16. Find an example or prove that the following does not exist: a monotone sequence that has no limit in $\mathbb{R}$ but has a subsequence converging to a real number.
17. Consider a continuous function $f$ on $(0, \infty)$, and suppose that $f$ is a uniformly continuous on $(0, a)$ for all $a>0$. Then $f$ must be a uniformly continuous function on $(0, \infty)$.
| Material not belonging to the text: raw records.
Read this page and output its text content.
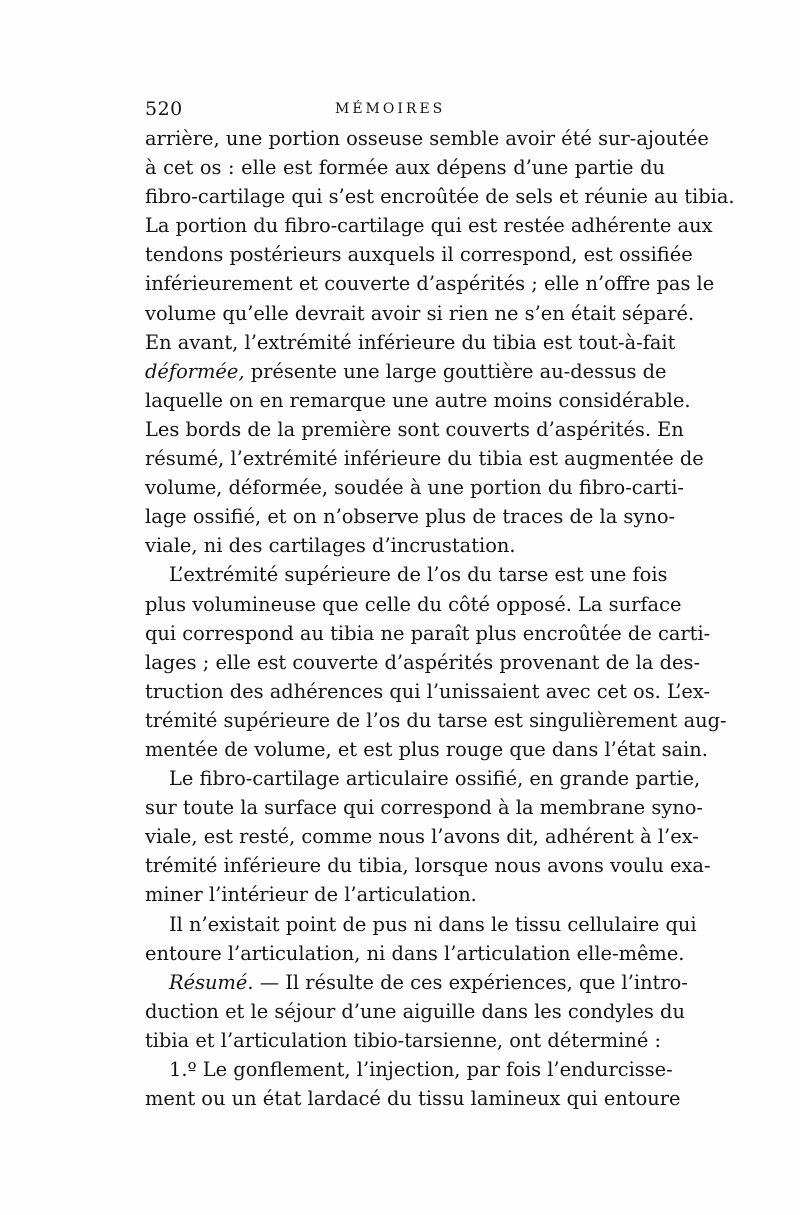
520	MÉMOIRES
arrière, une portion osseuse semble avoir été sur-ajoutée
à cet os : elle est formée aux dépens d’une partie du
fibro-cartilage qui s’est encroûtée de sels et réunie au tibia.
La portion du fibro-cartilage qui est restée adhérente aux
tendons postérieurs auxquels il correspond, est ossifiée
inférieurement et couverte d’aspérités ; elle n’offre pas le
volume qu’elle devrait avoir si rien ne s’en était séparé.
En avant, l’extrémité inférieure du tibia est tout-à-fait
déformée, présente une large gouttière au-dessus de
laquelle on en remarque une autre moins considérable.
Les bords de la première sont couverts d’aspérités. En
résumé, l’extrémité inférieure du tibia est augmentée de
volume, déformée, soudée à une portion du fibro-carti-
lage ossifié, et on n’observe plus de traces de la syno-
viale, ni des cartilages d’incrustation.
L’extrémité supérieure de l’os du tarse est une fois
plus volumineuse que celle du côté opposé. La surface
qui correspond au tibia ne paraît plus encroûtée de carti-
lages ; elle est couverte d’aspérités provenant de la des-
truction des adhérences qui l’unissaient avec cet os. L’ex-
trémité supérieure de l’os du tarse est singulièrement aug-
mentée de volume, et est plus rouge que dans l’état sain.
Le fibro-cartilage articulaire ossifié, en grande partie,
sur toute la surface qui correspond à la membrane syno-
viale, est resté, comme nous l’avons dit, adhérent à l’ex-
trémité inférieure du tibia, lorsque nous avons voulu exa-
miner l’intérieur de l’articulation.
Il n’existait point de pus ni dans le tissu cellulaire qui
entoure l’articulation, ni dans l’articulation elle-même.
Résumé. — Il résulte de ces expériences, que l’intro-
duction et le séjour d’une aiguille dans les condyles du
tibia et l’articulation tibio-tarsienne, ont déterminé :
1.º Le gonflement, l’injection, par fois l’endurcisse-
ment ou un état lardacé du tissu lamineux qui entoure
18. Consider a sequence $\left(f_{n}\right)_{n=1}^{\infty}$ of continuous functions on $[0,1]$. Suppose that $\left(f_{n}\right)$ converges pointwise to a function $f$ on $[0,1]$, and that $$ \lim _{n \rightarrow \infty} \int_{0}^{1} f_{n}(x) d x=\int_{0}^{1} f(x) d x $$ Then, $\left(f_{n}\right)$ must converge to $f$ uniformly on $[0,1]$.
19. Suppose that a sequence of functions $\left(f_{n}\right)_{n=1}^{\infty}$ converges to $f$ uniformly on $(0,1)$. Then, the sequence $\left(f_{n}^{3}\right)_{n=1}^{\infty}$ converges to $f^{3}$ uniformly on $(0,1)$.
20. Let $0<a<1$ be a fixed number. Suppose that a sequence of functions $\left(g_{n}\right)_{n=1}^{\infty}$ on $[0, a]$ satisfies $\left|g_{n}(x)\right| \leq x^{n}$ for all $x \in[0, a]$ and for all $n \in \mathbb{N}$. Then, $\sum g_{n}(x)$ is a uniformly convergent infinite series.
21. Suppose that a sequence of functions $\left(f_{n}\right)_{n=1}^{\infty}$ on $[0,1]$ converges uniformly to $f$ on $[0,1]$. Let $g$ be a continuous function on $[0,1]$. Prove that $\left(f_{n} g\right)_{n=1}^{\infty}$ converges uniformly to $f g$ on $[0,1]$.
22. $\left(10\right.$ points) Let $\sum a_{n}$ be a convergent series and $\left(f_{n}\right)$ be a sequence of real-valued functions defined on $S \subset \mathbb{R}$ such that $$ \left|f_{n+1}(x)-f_{n}(x)\right|<a_{n}, \quad \forall n \in \mathbb{N}, \forall x \in S $$ Prove that $\left(f_{n}\right)$ is uniformly Cauchy on $S$ and hence it is uniformly convergent on $S$.
23. Let $\alpha$ be a bounded, monotonically increasing function on $\mathbb{R}$. What is $$ \int_{-\infty}^{\infty} 1 d \alpha ? $$ 24. Suppose $f$ is continuous on $[a, b]$ and $\alpha$ is continuous and strictly increasing. Show that if $$ \int_{a}^{b} f^{2}(x) d \alpha=0 $$ then $f$ is identically 0 on $[a, b]$.
25. Suppose that $f$ and $g$ are continuous functions on $[a, b]$ such that $\int_{a}^{b} f=\int_{a}^{b} g .$ Prove that there exists $x \in[a, b]$ such that $f(x)=g(x)$.
26. Suppose $f: \mathbf{R} \rightarrow \mathbf{R}$ is a continuous function and that $f^{\prime}(x)$ exists and is bounded on $\mathbb{R}$. Show that $f$ is uniformly continuous on $\mathbb{R}$.